Imipenem, Doripenem, Meropenem, and Ertapenem (parenterally)

• These drugs are carbapenems and are chemically different from penicillins but retain the beta-lactam ring structure.
• They have wide activity against gram-positive cocci, including some penicillin-resistant pneumococci, gram-negative rods, and anaerobes.
• For pseudomonal infections, they are often used in combination with an aminoglycoside.
• MRSA strains of staphylococci are resistant.
• Imipenem is rapidly inactivated by renal dehydropeptidase-I and is administered in fixed combination with cilastatin, an inhibitor of this enzyme.
• Cilastatin increases the plasma half life of imipenem and inhibits the formation of potentially nephrotoxic metabolite.
• Adverse effects of imipenem-cilastatin include gastrointestinal distress, skin rash, and, at very high plasma levels, CNS toxicity (confusion, encephalopathy, seizures).
• There is partial cross allergenicity with the penicillins.

Beta-Lactamase Inhibitors

• Clavulanic acid, sulbactam, and tazobactam are used in fixed combinations with certain hydrolyzable penicillins.
• They are most active against plasmid-encoded beta-lactamases.
• They are NOT good inhibitors of inducible chromosomal beta-lactamases.
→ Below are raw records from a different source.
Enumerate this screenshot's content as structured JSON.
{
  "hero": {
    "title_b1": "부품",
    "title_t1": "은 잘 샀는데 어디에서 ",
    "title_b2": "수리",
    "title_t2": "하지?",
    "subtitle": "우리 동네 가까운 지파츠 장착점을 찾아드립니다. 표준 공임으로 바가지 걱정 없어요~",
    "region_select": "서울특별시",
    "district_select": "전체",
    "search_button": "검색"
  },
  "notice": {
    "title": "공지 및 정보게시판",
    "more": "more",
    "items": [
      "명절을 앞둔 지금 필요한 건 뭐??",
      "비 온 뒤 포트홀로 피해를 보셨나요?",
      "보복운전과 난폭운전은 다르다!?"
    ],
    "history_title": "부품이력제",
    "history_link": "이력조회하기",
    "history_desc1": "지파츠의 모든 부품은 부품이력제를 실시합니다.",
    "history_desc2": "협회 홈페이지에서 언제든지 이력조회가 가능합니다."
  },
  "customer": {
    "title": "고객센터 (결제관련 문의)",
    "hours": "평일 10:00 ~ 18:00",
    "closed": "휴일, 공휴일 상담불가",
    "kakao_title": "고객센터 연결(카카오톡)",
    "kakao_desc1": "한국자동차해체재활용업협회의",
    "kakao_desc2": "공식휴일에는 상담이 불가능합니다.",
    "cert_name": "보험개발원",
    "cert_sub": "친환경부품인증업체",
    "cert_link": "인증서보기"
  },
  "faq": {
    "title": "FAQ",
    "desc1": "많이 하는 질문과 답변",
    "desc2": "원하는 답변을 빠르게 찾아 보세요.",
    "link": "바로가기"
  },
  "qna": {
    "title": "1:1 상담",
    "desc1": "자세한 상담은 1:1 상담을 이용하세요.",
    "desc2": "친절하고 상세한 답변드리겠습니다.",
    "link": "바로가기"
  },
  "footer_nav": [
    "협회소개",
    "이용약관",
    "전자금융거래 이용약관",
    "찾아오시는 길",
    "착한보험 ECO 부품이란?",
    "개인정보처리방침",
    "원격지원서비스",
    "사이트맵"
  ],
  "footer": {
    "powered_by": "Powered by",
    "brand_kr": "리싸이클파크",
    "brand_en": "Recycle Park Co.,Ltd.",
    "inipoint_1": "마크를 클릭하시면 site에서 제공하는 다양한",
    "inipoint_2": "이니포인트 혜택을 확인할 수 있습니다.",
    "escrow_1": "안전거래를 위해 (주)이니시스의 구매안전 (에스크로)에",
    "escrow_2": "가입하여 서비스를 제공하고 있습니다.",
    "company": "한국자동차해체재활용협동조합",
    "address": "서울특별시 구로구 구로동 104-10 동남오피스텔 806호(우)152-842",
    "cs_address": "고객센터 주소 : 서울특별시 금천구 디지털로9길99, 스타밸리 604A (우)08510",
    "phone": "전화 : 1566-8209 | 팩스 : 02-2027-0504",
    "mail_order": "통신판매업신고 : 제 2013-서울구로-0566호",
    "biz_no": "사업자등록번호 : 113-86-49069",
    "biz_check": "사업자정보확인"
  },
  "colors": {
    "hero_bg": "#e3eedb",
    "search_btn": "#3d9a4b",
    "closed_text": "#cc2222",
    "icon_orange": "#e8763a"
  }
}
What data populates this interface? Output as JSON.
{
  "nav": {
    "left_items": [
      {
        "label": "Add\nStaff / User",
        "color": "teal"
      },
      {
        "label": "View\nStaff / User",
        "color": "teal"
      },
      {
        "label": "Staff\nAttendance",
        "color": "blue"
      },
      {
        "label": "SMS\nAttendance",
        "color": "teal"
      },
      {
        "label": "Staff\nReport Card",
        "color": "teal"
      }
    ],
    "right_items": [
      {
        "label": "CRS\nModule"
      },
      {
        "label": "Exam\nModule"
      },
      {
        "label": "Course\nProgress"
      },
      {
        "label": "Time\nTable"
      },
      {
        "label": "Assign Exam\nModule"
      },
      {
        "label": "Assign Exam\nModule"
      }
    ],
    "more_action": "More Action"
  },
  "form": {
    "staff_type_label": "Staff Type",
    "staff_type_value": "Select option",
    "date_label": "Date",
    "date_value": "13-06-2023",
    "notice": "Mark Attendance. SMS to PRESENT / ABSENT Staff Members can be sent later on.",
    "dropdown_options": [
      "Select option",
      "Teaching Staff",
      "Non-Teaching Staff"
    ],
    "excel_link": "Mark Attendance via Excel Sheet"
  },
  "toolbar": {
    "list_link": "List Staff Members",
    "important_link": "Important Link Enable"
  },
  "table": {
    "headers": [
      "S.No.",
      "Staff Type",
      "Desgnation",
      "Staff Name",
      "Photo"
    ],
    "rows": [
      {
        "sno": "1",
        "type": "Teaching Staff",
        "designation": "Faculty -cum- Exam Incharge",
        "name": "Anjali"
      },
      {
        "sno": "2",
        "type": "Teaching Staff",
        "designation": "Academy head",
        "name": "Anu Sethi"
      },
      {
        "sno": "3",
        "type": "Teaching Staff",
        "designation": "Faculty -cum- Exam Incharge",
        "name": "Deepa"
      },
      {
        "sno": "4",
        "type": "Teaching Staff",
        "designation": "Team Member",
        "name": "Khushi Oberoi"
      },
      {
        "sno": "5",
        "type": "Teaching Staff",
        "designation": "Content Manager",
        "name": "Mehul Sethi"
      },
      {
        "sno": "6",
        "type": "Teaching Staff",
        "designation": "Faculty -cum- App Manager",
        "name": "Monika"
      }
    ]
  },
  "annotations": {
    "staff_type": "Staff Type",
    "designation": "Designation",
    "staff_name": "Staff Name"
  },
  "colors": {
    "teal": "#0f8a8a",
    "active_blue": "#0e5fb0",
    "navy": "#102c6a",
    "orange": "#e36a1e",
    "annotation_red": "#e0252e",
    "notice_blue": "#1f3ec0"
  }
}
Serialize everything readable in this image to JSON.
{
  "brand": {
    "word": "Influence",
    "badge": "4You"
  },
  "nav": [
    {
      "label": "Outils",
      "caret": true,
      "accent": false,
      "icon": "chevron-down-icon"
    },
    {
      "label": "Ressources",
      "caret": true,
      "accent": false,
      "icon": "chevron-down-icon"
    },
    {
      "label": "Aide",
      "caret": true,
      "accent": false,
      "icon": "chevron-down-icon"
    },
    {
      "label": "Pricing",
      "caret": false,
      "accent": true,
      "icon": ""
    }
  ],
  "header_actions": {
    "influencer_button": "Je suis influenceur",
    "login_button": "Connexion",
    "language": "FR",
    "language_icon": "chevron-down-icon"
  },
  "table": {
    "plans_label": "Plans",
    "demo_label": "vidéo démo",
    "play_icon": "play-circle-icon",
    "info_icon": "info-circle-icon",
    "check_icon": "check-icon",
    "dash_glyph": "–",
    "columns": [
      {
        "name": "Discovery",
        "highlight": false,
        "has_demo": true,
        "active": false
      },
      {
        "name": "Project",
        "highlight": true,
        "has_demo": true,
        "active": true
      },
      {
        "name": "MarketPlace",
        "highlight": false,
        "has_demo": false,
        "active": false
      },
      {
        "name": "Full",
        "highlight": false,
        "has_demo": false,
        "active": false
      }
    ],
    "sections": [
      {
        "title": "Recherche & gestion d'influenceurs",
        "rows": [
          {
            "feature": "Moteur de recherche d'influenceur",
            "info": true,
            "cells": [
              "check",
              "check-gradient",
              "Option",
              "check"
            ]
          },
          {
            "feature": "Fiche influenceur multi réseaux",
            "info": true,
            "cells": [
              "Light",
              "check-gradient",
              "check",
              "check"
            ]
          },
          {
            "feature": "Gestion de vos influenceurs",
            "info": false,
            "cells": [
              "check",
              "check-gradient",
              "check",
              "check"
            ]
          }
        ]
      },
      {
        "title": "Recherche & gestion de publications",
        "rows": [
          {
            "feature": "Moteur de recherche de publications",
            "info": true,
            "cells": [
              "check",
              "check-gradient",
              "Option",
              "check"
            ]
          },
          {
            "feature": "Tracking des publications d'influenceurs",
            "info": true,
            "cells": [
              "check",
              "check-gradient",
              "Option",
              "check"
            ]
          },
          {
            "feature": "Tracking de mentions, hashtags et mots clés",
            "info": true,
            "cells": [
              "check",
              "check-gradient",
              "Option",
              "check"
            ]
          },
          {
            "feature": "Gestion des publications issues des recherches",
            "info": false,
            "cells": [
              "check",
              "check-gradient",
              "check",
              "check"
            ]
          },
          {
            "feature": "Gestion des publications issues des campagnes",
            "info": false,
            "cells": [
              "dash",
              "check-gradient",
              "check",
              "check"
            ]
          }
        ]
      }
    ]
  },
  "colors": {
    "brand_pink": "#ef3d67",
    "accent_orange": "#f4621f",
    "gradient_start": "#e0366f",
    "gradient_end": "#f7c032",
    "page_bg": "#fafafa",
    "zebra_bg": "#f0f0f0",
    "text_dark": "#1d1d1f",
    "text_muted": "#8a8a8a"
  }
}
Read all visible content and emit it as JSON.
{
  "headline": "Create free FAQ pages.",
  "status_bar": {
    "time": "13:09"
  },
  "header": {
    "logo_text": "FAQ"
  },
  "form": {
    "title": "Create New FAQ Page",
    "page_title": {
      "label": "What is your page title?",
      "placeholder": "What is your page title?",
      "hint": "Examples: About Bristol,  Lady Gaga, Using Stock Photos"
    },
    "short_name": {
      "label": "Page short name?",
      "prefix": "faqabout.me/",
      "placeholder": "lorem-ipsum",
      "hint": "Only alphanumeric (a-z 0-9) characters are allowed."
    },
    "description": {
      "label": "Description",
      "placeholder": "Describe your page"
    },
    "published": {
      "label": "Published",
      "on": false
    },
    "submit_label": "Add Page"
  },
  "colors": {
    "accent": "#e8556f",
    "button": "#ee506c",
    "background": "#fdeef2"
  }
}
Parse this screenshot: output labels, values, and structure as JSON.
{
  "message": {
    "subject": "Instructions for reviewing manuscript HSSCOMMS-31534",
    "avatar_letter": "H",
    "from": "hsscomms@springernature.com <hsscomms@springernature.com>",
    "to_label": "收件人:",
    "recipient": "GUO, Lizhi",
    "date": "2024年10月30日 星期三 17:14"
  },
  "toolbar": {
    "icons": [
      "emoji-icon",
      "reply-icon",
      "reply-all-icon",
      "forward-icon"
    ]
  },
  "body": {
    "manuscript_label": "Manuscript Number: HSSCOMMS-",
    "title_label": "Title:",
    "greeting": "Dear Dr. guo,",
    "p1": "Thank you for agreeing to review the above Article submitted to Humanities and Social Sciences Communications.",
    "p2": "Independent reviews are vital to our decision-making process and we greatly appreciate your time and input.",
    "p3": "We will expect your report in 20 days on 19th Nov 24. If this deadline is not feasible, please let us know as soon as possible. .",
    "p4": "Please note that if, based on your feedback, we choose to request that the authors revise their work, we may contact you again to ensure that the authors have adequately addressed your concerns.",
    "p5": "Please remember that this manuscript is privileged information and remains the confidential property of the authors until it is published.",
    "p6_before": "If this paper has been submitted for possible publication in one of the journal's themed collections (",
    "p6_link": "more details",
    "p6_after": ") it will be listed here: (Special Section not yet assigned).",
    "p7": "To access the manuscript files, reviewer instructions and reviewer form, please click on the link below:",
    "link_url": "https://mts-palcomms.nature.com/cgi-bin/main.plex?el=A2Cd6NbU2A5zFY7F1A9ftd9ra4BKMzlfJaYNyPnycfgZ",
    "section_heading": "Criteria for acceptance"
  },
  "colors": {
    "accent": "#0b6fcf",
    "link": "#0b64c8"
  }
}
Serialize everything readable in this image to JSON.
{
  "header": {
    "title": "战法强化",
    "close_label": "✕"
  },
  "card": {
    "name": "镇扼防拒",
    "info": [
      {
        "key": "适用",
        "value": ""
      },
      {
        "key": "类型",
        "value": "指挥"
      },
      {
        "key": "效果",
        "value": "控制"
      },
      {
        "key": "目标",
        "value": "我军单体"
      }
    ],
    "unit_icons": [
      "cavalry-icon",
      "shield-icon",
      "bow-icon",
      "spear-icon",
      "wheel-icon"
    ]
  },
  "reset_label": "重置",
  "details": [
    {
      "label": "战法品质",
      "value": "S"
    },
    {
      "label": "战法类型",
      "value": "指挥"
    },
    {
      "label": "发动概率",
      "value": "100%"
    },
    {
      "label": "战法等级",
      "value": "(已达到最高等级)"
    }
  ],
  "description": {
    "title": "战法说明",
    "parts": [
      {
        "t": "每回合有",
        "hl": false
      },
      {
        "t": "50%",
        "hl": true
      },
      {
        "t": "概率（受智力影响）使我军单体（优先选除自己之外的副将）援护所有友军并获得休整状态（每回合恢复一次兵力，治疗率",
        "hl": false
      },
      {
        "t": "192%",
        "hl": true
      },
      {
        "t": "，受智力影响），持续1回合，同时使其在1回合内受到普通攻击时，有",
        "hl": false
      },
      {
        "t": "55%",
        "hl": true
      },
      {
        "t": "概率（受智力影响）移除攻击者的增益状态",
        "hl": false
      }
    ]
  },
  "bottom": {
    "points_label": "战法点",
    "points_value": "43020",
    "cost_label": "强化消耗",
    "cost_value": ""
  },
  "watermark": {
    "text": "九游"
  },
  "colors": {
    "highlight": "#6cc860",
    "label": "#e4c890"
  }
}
OTHER CELL WALL OR MEMBRANE-ACTIVE AGENTS

Vancomycin

• A bactericidal glycoprotein that binds to the d-Ala-d-Ala terminal of the nascent peptidoglycan pentapeptide side chain and inhibits transglycosylation.
• Resistance in strains of enterococci and staphylococci involves a decreased affinity of vancomycin for the binding site.
• Vancomycin has a narrow spectrum of activity and is used for serious infections caused by drug-resistant gram-positive organisms.
• Toxic effects of vancomycin include chills, fever, phlebitis, ototoxicity, and nephrotoxicity.
• Rapid intravenous infusion may cause diffuse flushing (“red man syndrome”) from histamine release.

Fosfomycin

• Fosfomycin is an antimetabolite inhibitor of cytosolic enolpyruvate transferase.
• Prevents the formation of N-acetylmuramic acid, an essential precursor molecule for peptidoglycan chain formation.
• Excreted by the kidney, with urinary levels exceeding the minimal inhibitory concentrations (MICs).
• Indicated for urinary tract infections caused by E. coli or E. faecalis.
• Maintains high concentrations in the urine over several days, allowing for a one-time dose.
• Adverse effects include diarrhea, vaginitis, nausea, and headache.

Daptomycin

• A bactericidal, a novel cyclic lipopeptide; spectrum similar to vancomycin; active against vancomycin-resistant strains of enterococci and staphylococci.
• Indicated for the treatment of complicated skin and skin structure infections and bacteremia caused by S. aureus.
• Inactivated by pulmonary surfactants; thus, it should never be used in the treatment of pneumonia.
• Creatine phosphokinase should be monitored since daptomycin may cause myopathy.

POLYMYXINS

• Cation polypeptides that bind to phospholipids on the bacterial cell membrane of gram-negative bacteria.
• Polymyxins are concentration-dependent bactericidal agents.
• Only two forms of polymyxin are in clinical use today, polymyxin B and colistin.
• Colistin is only available as a prodrug, colistimethate sodium.
• The use of these drugs has been limited for a long time, due to the increased risk of nephrotoxicity and neurotoxicity.